In the past, we used to get emails telling us “You have won the Nigerian lottery!” and in order to win, we need to click on a link. It wasn’t very effective, because the email was full of misspellings and terrible grammar. Really, anyone could figure out it was a hoax and we all immediately deleted it.

Not so true anymore. Last week, I received an email from “my IT department” indicating that they needed to update my security, and to send my password so they could implement the security patch. I didn’t recognize the name of the individual and took a casual glance at the url, and it was clearly not my “IT department.” I sent it to my “IT department” and confirmed it was a phishing attack. Luckily, I knew enough not to click on it and to send it straight to my internal experts.

Just yesterday, I received a text from the “Apple help desk” indicating that I needed an update and to click on a link to get the update. Well, of course, I knew it wasn’t legit, so I immediately deleted it.

Unfortunately, many individuals and employees don’t realize the havoc clicking on these links can wreak on their personal devices and their employers’ systems. Phishing attacks are now sophisticated and frequent. Be vigilant in analyzing any email or text you get that tries to get your user name or password. Don’t give your password to anyone. Your “IT department” isn’t going to ask for such information in order to provide you with security updates. Neither is Apple.

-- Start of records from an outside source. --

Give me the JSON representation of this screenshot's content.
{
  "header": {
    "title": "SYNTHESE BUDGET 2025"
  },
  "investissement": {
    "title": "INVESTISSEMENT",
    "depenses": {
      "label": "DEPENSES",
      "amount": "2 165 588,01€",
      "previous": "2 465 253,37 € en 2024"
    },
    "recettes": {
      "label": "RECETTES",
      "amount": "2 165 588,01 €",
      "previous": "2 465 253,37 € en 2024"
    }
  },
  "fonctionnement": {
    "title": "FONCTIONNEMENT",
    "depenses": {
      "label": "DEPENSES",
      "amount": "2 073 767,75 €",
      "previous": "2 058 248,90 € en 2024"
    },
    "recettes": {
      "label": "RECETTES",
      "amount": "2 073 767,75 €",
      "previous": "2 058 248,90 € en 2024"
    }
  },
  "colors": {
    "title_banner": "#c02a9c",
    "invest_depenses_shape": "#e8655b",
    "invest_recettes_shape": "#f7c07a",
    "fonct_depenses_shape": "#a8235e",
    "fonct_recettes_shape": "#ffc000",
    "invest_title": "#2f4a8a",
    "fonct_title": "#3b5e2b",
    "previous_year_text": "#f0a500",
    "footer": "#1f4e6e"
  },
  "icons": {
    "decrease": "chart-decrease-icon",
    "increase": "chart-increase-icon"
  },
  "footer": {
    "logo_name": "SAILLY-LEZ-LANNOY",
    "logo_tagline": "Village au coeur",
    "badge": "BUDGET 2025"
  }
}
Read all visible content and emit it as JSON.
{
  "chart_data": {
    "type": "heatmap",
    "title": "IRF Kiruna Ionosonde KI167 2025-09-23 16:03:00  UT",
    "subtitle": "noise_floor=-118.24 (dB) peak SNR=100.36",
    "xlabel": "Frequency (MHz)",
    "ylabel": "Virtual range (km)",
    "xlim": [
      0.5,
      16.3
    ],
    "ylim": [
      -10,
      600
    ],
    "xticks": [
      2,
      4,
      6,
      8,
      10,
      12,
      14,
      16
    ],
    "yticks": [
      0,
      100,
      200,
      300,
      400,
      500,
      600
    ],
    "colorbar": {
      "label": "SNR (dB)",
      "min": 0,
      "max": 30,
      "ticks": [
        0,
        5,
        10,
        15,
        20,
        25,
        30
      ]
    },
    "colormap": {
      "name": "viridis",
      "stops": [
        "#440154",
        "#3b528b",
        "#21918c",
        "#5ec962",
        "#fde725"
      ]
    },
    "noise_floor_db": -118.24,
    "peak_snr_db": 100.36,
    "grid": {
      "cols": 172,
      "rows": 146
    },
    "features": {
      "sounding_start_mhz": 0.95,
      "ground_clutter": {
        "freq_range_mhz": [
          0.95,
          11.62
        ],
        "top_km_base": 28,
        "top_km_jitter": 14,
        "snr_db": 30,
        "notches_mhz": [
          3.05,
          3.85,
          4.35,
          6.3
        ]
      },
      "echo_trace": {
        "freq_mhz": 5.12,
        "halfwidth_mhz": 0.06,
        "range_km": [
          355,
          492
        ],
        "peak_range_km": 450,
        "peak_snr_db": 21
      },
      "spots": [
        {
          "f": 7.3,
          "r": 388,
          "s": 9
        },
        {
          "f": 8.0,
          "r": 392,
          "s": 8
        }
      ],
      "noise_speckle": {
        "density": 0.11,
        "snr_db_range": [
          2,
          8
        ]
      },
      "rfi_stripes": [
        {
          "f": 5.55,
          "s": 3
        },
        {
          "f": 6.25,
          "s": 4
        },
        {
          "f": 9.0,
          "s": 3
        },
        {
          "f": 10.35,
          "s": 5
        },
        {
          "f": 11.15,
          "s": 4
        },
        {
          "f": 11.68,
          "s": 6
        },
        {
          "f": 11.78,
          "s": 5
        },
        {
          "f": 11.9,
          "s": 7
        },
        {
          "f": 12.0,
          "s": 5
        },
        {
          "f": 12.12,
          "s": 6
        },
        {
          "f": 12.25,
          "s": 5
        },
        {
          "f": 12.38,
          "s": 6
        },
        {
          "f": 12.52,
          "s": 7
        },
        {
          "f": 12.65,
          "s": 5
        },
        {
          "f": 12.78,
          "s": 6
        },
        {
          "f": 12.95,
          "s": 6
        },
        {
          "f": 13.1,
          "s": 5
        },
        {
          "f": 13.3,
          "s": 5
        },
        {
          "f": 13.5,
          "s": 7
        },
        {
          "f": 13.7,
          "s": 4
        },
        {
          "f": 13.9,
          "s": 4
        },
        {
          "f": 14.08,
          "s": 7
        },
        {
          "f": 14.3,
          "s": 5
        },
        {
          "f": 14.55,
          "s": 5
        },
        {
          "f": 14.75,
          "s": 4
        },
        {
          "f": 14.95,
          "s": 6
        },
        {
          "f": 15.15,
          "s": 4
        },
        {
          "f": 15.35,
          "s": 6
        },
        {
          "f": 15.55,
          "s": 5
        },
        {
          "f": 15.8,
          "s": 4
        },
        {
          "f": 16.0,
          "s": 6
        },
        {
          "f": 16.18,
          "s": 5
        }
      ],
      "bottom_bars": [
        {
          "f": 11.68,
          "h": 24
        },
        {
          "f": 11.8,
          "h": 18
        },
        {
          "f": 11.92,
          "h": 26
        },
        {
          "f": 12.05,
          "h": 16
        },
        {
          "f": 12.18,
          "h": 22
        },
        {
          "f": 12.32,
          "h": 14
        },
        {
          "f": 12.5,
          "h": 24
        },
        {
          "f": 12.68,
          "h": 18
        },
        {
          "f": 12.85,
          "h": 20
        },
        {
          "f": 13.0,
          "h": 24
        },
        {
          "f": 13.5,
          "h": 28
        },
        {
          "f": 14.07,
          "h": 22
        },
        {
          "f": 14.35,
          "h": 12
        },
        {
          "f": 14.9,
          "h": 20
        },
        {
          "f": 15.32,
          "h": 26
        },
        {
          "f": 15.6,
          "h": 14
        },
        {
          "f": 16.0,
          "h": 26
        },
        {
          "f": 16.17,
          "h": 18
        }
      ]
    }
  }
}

Many companies are sending out internal phishing expeditions to catch their employees (pun intended.) Don’t get hooked and reeled in. You will be an unwanted catch.

Enough of the puns. Seriously, stay alert. When in doubt, enlist your IT professionals to confirm that an email or text is legitimate or not. No question is a bad one, and they will be so happy when you check before you click. It is way better to be safe than sorry.